Court Opinion

ID: 9706010
Source: CourtListenerOpinion
Date Created: 2023-08-26 01:29:42.883594+00
Date Added: 2024-06-11T18:22:18.423234
License: Public Domain

R.S. Smith, J. (dissenting).
I dissent from the Court’s holding *725that Speonk was a “person who has discharged petroleum” within the meaning of Navigation Law § 181 (1), because I do not believe those words can describe a person who, like Speonk, had nothing whatever to do with causing petroleum to be discharged.
In State of New York v Green (96 NY2d 403 [2001]), we held that a landowner who could have prevented the discharge of petroleum, but did not, was a “person who has discharged petroleum” within the meaning of the statute. This was a broad interpretation of the language, but not an unreasonable one, in the context of a statute that imposes liability without fault.

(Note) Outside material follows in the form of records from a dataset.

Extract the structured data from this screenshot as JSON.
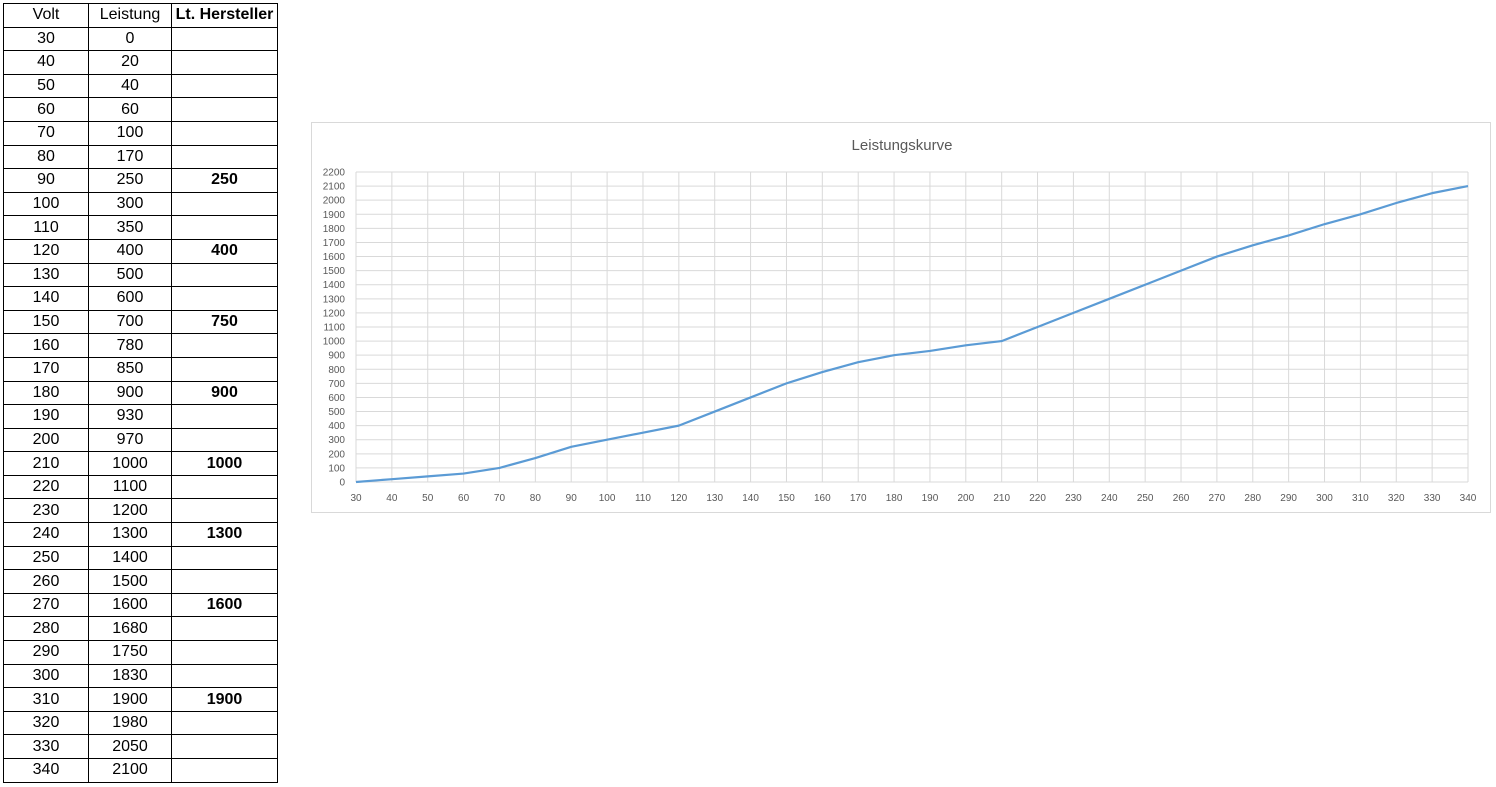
{
  "table": {
    "headers": [
      "Volt",
      "Leistung",
      "Lt. Hersteller"
    ],
    "rows": [
      [
        "30",
        "0",
        ""
      ],
      [
        "40",
        "20",
        ""
      ],
      [
        "50",
        "40",
        ""
      ],
      [
        "60",
        "60",
        ""
      ],
      [
        "70",
        "100",
        ""
      ],
      [
        "80",
        "170",
        ""
      ],
      [
        "90",
        "250",
        "250"
      ],
      [
        "100",
        "300",
        ""
      ],
      [
        "110",
        "350",
        ""
      ],
      [
        "120",
        "400",
        "400"
      ],
      [
        "130",
        "500",
        ""
      ],
      [
        "140",
        "600",
        ""
      ],
      [
        "150",
        "700",
        "750"
      ],
      [
        "160",
        "780",
        ""
      ],
      [
        "170",
        "850",
        ""
      ],
      [
        "180",
        "900",
        "900"
      ],
      [
        "190",
        "930",
        ""
      ],
      [
        "200",
        "970",
        ""
      ],
      [
        "210",
        "1000",
        "1000"
      ],
      [
        "220",
        "1100",
        ""
      ],
      [
        "230",
        "1200",
        ""
      ],
      [
        "240",
        "1300",
        "1300"
      ],
      [
        "250",
        "1400",
        ""
      ],
      [
        "260",
        "1500",
        ""
      ],
      [
        "270",
        "1600",
        "1600"
      ],
      [
        "280",
        "1680",
        ""
      ],
      [
        "290",
        "1750",
        ""
      ],
      [
        "300",
        "1830",
        ""
      ],
      [
        "310",
        "1900",
        "1900"
      ],
      [
        "320",
        "1980",
        ""
      ],
      [
        "330",
        "2050",
        ""
      ],
      [
        "340",
        "2100",
        ""
      ]
    ]
  },
  "chart_data": {
    "type": "line",
    "title": "Leistungskurve",
    "x": [
      30,
      40,
      50,
      60,
      70,
      80,
      90,
      100,
      110,
      120,
      130,
      140,
      150,
      160,
      170,
      180,
      190,
      200,
      210,
      220,
      230,
      240,
      250,
      260,
      270,
      280,
      290,
      300,
      310,
      320,
      330,
      340
    ],
    "series": [
      {
        "values": [
          0,
          20,
          40,
          60,
          100,
          170,
          250,
          300,
          350,
          400,
          500,
          600,
          700,
          780,
          850,
          900,
          930,
          970,
          1000,
          1100,
          1200,
          1300,
          1400,
          1500,
          1600,
          1680,
          1750,
          1830,
          1900,
          1980,
          2050,
          2100
        ],
        "color": "#5b9bd5"
      }
    ],
    "ylim": [
      0,
      2200
    ],
    "ytick_step": 100,
    "grid": true,
    "legend": "none"
  }
}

But it is quite another thing to apply the words “person who has discharged petroleum” to a company in the position of Speonk, which had no interest in or control over either the real property or the petroleum storage system at the time the discharge occurred. While failing to prevent a petroleum discharge may in a sense be the equivalent of discharging petroleum, failure to clean up the discharge afterwards is not. If the Legislature had intended to impose liability for failure to clean up, it would have said so.
Chief Judge Kaye and Judges G.B. Smith, Ciparick, Rosenblatt, Graffeo and Read concur; Judge R.S. Smith dissents in an opinion.
Order affirmed, without costs, in a memorandum.